Island residents have submitted works in varied media done by their relatives. A reception will be held Friday, July 15 from 5 to 7 p.m. at the Orcas Senior Center.

Do you have an artist in your family? Or maybe you are the artist in your family’s current generation, and have a distant relative who has influenced you, down through the ages?

“If so, you’ll love the July show at Orcas Senior Center, ‘Celebrating Our Artistic Heritage,’” said Sue Lamb, chair of the senior center’s Visual Arts Committee.

Island residents have submitted works in varied media done by their relatives. A reception will be held Friday, July 15 from 5 to 7 p.m. at the Orcas Senior Center.

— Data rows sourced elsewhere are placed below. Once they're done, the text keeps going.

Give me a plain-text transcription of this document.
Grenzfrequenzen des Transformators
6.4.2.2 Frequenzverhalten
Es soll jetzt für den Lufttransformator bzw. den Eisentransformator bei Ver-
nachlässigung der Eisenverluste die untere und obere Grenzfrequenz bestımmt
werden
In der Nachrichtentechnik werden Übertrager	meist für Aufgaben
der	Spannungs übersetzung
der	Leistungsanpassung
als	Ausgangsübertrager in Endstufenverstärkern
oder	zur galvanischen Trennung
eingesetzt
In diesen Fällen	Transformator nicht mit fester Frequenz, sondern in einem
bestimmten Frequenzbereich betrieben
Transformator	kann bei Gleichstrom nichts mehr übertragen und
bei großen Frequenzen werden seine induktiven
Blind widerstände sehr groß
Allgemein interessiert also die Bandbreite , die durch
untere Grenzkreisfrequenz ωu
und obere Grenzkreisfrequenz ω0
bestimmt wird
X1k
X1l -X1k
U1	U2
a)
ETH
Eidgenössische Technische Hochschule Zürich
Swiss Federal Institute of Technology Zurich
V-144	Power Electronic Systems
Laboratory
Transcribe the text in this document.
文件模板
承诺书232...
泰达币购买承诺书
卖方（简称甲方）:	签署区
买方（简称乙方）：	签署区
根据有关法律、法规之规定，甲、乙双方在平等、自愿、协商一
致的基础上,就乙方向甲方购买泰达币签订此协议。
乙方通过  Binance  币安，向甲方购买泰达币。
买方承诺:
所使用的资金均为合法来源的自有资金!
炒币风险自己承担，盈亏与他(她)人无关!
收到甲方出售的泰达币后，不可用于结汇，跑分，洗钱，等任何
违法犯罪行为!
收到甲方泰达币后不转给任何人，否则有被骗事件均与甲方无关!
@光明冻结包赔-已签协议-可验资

Trudy Erwin, who with her mother, the late Julia Crandall, started Orcas Island Pottery in 1953 after purchasing the  site from its first operators, provided a tantalizing taste of   Crandall’s work:  a group of covered jars depicting family.

On the poster for the exhibit is a copy of a print that now hangs in the Hermitage in St. Petersburg.  It is by Jeannine Lehmann Rodenberger’s great grandfather, Carl Peter Lehmann (1794-l876).  A print by him also is hanging in the show.  His son Emil, also an artist, emigrated to the U.S.

“In putting together the exhibit, we discovered that each relative had fabulous stories about ‘their’ artist,” Lamb said.

For instance, Susan Mustard lent a portrait that her father, Jack Mustard, drew of her mother when both were students at Kansas State University during World War II.  Another artist, Vargas, had chosen Jean Mustard as one of the four most beautiful women on the college scene that year.

Jean Putnam’s daughter Jeannie Doty brought two of her mother’s works: a 1985 map of the San Juan Islands and a 1995-ish  watercolor.

Carl Bonelli, a cartoonist for the Oregon Journal, is represented by memorabilia, including the framed drawing  “Bathing Party.”  His daughter Mary Greenwell noted that while she was in college he sent her messages in Morse Code.

Mary Hatten’s great uncle, George Thomson, whose paintings hang in the National Museum in Ottawa, visited Eastsound in the 1930s. In the current show is a painting depicting the landscape between the Donohue house on North Beach Road and North Beach itself, with pools of water standing in the fields and peat bogs where the airport now lies.

These and many more pieces are hanging in the show, which will be up until Aug. 5.